Farmland Protection Implementation Grants Program$52.5 MILLION AVAILABLE TO PROTECT NEW YORK FARMLAND
State Dedicates Highest Level of Funding Ever to Protect Valuable and At-Risk Farmland
Each of New York's 10 Regions Will Be Allocated $5 Million for Conservation Easement Projects
Eligibility Opportunities Expanded to Agroforestry, Equine, and Wine Sectors
Round 18 FPIG continues New York State's commitment to provide financial assistance to locally led farmland protection efforts. The Farmland Protection Implementation Grants Program provides financial assistance to counties, municipalities, soil and water conservation districts, and land trusts to enable them to implement farmland protection activities consistent with local agricultural and farmland protection plans. The most frequently funded activity is the purchase of agricultural conservation easements on individual farms. However, the program may also award funding to enable other implementation activities, such as amendments to local laws affecting agriculture, option agreements, and covering the transaction costs of donated agricultural conservation easements.
All farmland protection project applications must be submitted electronically through the New York State Grants Gateway. More information regarding the Grants Gateway can be found here.
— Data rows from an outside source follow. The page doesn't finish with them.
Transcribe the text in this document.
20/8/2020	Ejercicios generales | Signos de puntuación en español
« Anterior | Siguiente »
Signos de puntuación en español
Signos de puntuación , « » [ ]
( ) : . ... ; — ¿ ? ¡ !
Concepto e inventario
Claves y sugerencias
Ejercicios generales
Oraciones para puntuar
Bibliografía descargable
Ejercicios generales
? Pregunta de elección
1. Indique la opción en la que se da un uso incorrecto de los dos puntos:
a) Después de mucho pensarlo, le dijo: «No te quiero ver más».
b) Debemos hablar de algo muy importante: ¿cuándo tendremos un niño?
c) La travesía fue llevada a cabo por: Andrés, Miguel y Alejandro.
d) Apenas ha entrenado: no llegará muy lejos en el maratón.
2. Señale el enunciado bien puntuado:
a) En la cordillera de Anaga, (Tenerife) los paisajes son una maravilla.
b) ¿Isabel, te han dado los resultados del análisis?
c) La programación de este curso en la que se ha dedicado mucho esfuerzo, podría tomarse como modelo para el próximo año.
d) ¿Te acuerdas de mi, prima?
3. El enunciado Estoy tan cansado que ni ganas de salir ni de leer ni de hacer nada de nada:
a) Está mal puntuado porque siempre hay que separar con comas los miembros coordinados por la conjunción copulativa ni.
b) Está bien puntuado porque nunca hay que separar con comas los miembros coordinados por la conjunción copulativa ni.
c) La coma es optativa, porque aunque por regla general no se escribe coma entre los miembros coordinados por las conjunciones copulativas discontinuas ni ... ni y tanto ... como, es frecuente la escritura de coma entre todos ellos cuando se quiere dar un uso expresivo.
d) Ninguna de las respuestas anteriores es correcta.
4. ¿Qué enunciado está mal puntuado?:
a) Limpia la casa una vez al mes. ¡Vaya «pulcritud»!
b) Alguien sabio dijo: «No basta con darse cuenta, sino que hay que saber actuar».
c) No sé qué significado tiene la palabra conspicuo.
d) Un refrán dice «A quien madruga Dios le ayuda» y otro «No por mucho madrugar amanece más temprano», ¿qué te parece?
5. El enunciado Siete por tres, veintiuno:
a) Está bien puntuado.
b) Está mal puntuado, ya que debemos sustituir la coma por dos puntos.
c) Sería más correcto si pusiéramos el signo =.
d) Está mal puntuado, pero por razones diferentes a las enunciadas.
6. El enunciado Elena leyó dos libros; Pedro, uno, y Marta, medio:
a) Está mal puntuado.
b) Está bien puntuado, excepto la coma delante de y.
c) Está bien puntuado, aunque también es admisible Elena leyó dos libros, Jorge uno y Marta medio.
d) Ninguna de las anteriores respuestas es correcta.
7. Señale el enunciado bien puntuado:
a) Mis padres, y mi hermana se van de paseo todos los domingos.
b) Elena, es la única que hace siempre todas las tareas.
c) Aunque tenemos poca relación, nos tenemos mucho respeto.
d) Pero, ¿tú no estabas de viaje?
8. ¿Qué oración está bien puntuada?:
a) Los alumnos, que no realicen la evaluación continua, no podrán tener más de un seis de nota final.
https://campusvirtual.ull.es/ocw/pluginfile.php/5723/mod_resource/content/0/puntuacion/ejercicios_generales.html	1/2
Municipalities, counties, Soil and Water Conservation Districts, and land trusts are eligible to apply for grants of up to $2 million each to help offset the costs of individual conservation easement projects that protect viable agricultural land from being converted to non-agricultural use.
Eligibility criteria for the program have been adjusted to include the agroforestry, equine, and wine sectors, reflecting New York's diverse agricultural industry. In addition, other closely aligned State goals have been integrated into the eligibility criteria to allow multiple objectives for certain projects, including food security, climate resiliency, and source water protection. Another first for the program, an incentive payment is now available to participating landowners whose project specifically incorporates climate resiliency or source water protection. Soil health assessments are also now an eligible project cost.
There is no application deadline and applications will be accepted on a rolling basis until available funds have been awarded to eligible projects.
This funding opportunity continues the state's commitment to provide financial and technical assistance for farmland protection on a predictable two-year cycle and builds on the recent additions of the successful FPIG Dairy Transitions Farmland Protection Initiative and the FPIG Farm Operations in Transition Farmland Protection Initiative.